Seperti revitalisasi Taman Waduk Pluit yang kini ramai keluarga muda berkumpul, pembangunan ruang publik interaktif seperti Taman Literasi Martha Christina Tiahahu yang memudahkan pengunjung mengakses literasi melalui perpustakaan yang dilengkapi dengan pendingin ruangan, hal-hal tersebut membuktikan upaya Jakarta untuk memanusiawikan Kota Jakarta.


Selain itu, kebijakan perluasan pedestrianisasi di kawasan Kota Tua yang nantinya akan menjadi plaza pedestrian yang lebar sebagai bentuk penataan kawasan Kota Tua yang rendah emisi dan destinasi pariwisata bersejarah. Lalu penanaman sebanyak total 10.474 pohon di RTH (Ruang Terbuka Hijau) dan jalur hijau untuk menghijaukan Kota Jakarta.

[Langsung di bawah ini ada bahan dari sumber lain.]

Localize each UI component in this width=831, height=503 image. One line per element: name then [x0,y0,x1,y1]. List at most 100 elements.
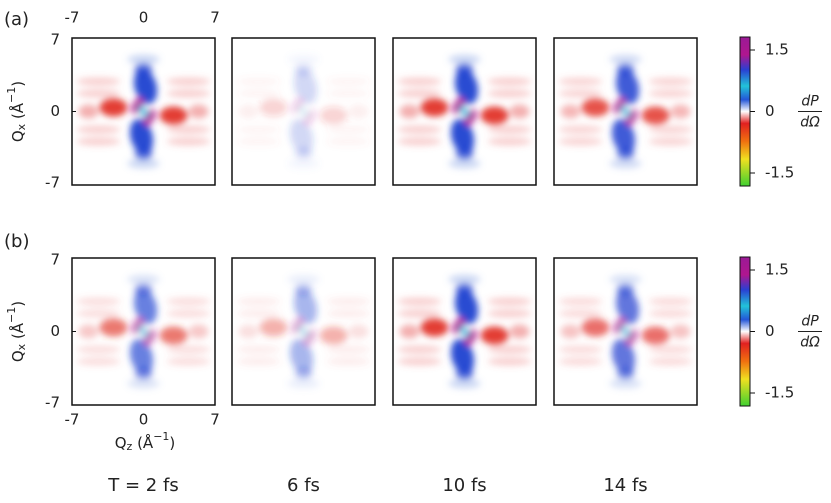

Hal-hal tersebut juga menjadi terobosan nyata Kota Jakarta. Meski belum merata, langkah ini menunjukkan kesadaran baru: modernisasi tanpa humanisme adalah kemajuan yang pincang.


Penutup


Di tahun 2025 ini, Jakarta mungkin belum jadi "kota mercusuar" impian Soekarno, atau "surga bebas macet" yang dijanjikan era 2000-an. Tapi dalam retakan-retakan betonnya, kita melihat tunas harapan. Kesadaran bahwa mercusuar sejati bukanlah lampu gedung, melainkan cahaya keadilan yang menyentuh semua sudut kota.


Pertanyaannya kini bukan "Jakarta 2025: modern, macet, atau manusiawi?", melainkan "Jakarta 2030: mau dibawa ke mana?". Selain itu perlu kita ingat juga Kota yang manusiawi tak lahir dari proyek pemerintah semata, ia dimulai dari tindakan kecil kita, seperti diam melihat trotoar jadi parkiran liar, sungai kotor, dll, atau bersuara. Karena Jakarta yang manusiawi bukanlah takdir — tetapi sebuah keputusan.


Soekarno pernah berpesan: "Beri aku ruang untuk rakyat kecil, maka kau akan melihat Jakarta bernyawa." Kini, ruang itu makin menyempit. Tapi selama kita masih peduli pada Kota Jakarta, selama itu pula jiwa Jakarta tak akan mati.